Community kitchens are collaborating to fight food insecurity

High grocery prices lead food security organizations to share ingredients

Montreal food organizations are uniting to help those in need. Graphic Myriam Ouazzani

Several food security organizations in Montreal have banded together to help ease the burden of food inflation on residents. But as grocery prices rise, community kitchens have had to depend on each other to address the scarcity created by expensive ingredients.

Elizabeth Fraser, an organizer for Community Cooks Collective (CCC), believes that addressing food insecurity is a collective endeavor. According to Fraser, partnerships between organizations often consist of sharing ingredients and pooling money in order to supply more food than a single community kitchen could produce individually.

“I think that community groups are part of a systemic change,” she said. “People are saying that they're not going to let this happen. They're going to try to meet a need in the community that's not being met by businesses.”
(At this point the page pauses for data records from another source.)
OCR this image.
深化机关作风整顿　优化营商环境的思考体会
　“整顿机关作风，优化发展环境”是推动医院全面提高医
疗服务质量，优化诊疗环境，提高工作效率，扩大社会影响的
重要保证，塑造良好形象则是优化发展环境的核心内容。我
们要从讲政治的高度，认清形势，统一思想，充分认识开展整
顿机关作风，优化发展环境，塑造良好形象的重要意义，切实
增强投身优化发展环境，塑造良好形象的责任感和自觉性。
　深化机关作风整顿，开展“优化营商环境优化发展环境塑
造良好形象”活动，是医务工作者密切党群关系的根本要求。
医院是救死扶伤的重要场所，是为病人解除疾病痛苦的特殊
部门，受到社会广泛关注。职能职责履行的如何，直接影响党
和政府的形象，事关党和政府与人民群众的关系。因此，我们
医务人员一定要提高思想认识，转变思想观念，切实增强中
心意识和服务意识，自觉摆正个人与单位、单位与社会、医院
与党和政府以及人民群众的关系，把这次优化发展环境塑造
The organization prepares and delivers meals to other community kitchens across Montreal. Community members cook using free ingredients supplied by CCC which are then gathered and donated in bulk.

However, according to Patrick Cortbaoui, the managing director of the Margaret A. Gilliam Institute for Global Food Security, community kitchens are only a temporary solution to a larger issue of rising food insecurity.

“I believe that [community kitchens] are doing extraordinary work,” Cortbaoui said. “But the burden is not on their shoulders. It's on the government, on the policies, on local awareness.”
According to Cortbaoui, food is becoming inaccessible because the supply of Canadian groceries is held in the hands of a small number of companies. Loblaws, Sobeys, Metro, Walmart and Costco hold roughly 80 per cent of grocery market sales. Cortbaoui said that the monopolization of the grocery industry has led to a surplus of food that is becoming increasingly difficult for many Canadians to access. 

As a result, Cortbaoui said Canadians have been leaning on community organizations to fulfill the needs that grocery stores are unable to meet. Community kitchens have followed in a similar fashion, relying on each other to fill the gaps caused by the lack of access to affordable produce. 

The Open Door, an emergency shelter in Milton-Parc, is one of the organizations that CCC is partnered with. Dan Marré, the shelter’s weekend team lead, said that The Open Door is not always able to supply the community with certain nutritious foods like dairy and meat. 

Marré said that The Open Door’s partnerships with smaller community kitchens is sometimes the deciding factor in whether they can offer a well-balanced menu. 

“Let's say we have a lot of vegetables – that often results in less protein in our menu,” Marré said. “Another organization might have meat on their menu, so we can combine these two and provide something that's more fulfilling for the rest of the community.”

According to Tatianta Townsley, another organizer at CCC, donating meals helps address the “imbalance of resources” between different community kitchens across the city. Smaller organizations like CCC may not have the capacity to serve clients directly, but the kitchen’s volunteers donate their excess time and energy to make food that other organizations can then distribute. 

Regardless of the quantity of food an organization is able to provide, Townsley said that building connections between kitchens is the first step to creating a network that can support people struggling to eat. 

“In an individualistic society, we aren’t taught to value helping our neighbours,” Townsley said. “I think there's just a lot we can do for each other, and it's important to remember that.”